7.

 

Remath, cloué sur place, trop épouvanté pour bouger, en oubliait les os, luisant sur le dallage. Dispersés, hideux, mêlés à mes dents et aux osselets de mes mains et de mes pieds, tels des cailloux.

Mardouk restait immobile.

Un long hululement s’éleva autour de nous. Je l’entendais comme un vent qui eût parcouru le palais et le temple, lentement, de corridor en corridor, d’alcôve en alcôve. Je levai les yeux et vis le monde dense des esprits, comme jamais je ne l’avais vu.

Les murs et le plafond de cette salle avaient disparu. Le monde entier n’était plus composé que d’âmes perdues et murmurantes qui s’élançaient, les mains tendues vers moi. Pourtant, elles me redoutaient.

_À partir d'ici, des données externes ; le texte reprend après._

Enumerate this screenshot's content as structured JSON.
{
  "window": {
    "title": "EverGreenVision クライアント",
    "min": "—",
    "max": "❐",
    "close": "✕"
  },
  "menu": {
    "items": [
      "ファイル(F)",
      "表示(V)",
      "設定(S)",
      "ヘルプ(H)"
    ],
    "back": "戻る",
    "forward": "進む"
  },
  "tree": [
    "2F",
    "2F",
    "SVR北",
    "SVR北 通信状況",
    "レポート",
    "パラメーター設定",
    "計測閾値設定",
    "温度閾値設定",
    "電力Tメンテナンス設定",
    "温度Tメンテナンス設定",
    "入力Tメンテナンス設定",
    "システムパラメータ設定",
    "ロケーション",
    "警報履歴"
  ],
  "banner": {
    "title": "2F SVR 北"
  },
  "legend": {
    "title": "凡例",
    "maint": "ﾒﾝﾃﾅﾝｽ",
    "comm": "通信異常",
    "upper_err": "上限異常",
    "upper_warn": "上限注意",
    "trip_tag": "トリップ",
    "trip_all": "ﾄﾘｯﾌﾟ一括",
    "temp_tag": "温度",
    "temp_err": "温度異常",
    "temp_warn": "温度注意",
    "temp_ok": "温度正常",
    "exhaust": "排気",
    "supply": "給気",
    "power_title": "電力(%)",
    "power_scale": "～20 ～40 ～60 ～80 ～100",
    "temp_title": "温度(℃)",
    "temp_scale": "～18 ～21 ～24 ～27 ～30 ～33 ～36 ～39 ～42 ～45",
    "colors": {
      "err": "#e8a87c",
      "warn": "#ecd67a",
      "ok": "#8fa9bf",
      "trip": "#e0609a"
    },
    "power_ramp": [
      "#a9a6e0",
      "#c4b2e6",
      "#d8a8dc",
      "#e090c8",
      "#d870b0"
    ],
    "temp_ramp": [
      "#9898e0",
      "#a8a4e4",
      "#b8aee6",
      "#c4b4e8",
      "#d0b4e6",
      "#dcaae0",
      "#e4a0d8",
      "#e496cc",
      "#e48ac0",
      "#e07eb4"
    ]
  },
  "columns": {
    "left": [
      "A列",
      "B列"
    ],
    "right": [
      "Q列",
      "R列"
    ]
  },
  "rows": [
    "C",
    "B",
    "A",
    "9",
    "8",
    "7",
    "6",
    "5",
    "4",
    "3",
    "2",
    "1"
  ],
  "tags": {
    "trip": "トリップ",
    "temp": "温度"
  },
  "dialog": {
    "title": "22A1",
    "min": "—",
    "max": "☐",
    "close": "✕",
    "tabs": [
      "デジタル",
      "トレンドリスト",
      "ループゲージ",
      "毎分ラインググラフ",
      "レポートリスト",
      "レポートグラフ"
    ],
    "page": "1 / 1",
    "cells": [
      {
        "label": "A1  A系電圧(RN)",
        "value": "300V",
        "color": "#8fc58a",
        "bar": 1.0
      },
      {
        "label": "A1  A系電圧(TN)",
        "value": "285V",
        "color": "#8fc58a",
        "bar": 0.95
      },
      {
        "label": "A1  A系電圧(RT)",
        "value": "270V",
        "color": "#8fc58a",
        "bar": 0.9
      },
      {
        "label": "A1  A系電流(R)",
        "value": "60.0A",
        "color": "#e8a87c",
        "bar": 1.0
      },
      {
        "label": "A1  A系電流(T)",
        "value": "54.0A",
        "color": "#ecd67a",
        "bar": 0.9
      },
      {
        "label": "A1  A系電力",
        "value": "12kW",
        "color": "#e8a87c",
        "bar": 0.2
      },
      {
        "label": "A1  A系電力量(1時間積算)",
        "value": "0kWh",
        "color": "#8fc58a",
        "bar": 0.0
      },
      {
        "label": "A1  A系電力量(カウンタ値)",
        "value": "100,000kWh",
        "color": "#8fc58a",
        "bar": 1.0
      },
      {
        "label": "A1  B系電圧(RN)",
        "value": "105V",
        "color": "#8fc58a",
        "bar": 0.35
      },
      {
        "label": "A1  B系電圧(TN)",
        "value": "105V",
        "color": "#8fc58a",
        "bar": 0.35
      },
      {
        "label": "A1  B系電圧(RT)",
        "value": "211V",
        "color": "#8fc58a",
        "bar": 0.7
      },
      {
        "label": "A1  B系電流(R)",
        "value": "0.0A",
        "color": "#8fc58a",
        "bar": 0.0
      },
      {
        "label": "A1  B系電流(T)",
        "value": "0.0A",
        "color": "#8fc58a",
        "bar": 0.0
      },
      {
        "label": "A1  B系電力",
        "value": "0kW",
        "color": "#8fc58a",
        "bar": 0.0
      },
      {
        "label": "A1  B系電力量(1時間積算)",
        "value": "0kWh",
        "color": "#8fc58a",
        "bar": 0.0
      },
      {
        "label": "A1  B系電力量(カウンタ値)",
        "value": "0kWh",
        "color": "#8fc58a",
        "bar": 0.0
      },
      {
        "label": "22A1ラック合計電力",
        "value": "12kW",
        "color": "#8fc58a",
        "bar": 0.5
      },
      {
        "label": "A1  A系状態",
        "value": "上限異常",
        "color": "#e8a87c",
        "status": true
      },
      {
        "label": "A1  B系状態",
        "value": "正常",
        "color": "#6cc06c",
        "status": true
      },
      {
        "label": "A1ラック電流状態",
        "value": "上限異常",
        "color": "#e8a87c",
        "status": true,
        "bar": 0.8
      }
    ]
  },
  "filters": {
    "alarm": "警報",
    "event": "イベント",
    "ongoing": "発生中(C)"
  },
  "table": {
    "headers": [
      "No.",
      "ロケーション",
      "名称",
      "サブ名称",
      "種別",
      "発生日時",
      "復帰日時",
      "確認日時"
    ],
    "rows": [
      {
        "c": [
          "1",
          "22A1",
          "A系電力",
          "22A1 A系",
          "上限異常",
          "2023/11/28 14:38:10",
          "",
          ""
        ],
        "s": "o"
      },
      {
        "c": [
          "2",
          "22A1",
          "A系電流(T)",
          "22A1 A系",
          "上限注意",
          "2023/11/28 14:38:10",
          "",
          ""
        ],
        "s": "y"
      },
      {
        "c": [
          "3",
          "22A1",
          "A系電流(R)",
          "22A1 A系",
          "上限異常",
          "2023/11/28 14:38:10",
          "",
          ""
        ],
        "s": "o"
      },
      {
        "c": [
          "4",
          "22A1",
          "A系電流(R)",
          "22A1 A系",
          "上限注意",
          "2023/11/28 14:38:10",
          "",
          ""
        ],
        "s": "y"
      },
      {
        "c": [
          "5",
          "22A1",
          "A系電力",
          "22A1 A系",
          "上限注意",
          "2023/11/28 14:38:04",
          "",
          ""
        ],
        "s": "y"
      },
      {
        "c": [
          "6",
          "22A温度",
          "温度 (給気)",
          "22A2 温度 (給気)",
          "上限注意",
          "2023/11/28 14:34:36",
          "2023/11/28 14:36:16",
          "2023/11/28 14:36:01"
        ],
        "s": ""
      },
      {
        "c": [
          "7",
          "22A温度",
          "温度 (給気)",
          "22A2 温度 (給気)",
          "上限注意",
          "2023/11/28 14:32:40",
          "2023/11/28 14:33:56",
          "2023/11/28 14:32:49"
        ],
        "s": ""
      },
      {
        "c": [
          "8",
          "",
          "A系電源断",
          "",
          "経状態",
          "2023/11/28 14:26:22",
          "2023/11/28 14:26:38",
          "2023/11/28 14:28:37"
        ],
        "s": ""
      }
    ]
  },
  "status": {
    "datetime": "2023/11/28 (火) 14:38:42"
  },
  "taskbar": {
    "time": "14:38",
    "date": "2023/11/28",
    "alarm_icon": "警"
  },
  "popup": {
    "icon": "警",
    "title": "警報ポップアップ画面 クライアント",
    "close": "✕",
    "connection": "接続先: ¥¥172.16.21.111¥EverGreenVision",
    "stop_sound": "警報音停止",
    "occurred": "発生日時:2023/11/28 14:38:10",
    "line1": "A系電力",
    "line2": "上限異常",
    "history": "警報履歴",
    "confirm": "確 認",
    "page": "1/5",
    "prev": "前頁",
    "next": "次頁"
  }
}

— Allez-vous-en ! grondai-je.

Aussitôt, la nuée se dispersa, mais les hurlements me transperçaient douloureusement les oreilles. Lorsque je regardai à nouveau, le visage de Mardouk m’était étranger, non plus effrayé, non plus doux et confiant comme il l’avait toujours été jusqu’alors.

Je me détournai et m’approchai du corps d’Asenath, d’un pas léger, comme marcherait un homme, et je lui pris la tablette. Le texte était obscur, une forme de l’hébreu, oui, mais d’une époque très antérieure à la mienne. Je le lus en silence.

Je me retournai. Le prêtre s’était reculé dans l’angle le plus éloigné, et le dieu me regardait, simplement. Je déchiffrai les mots du mieux que je pus : « Ayant vu sa mort, ayant vu les fluides de son corps, et sa chair et son esprit et son âme réduits en bouillie dans les os, et scellés dans les os, en or à jamais, qu’il soit rappelé dans les os, contraint d’y rentrer, et contraint d’y demeurer, jusqu’à ce que le maître l’en rappelle. »

— Obéis, cria Remath. Rentre dans les os.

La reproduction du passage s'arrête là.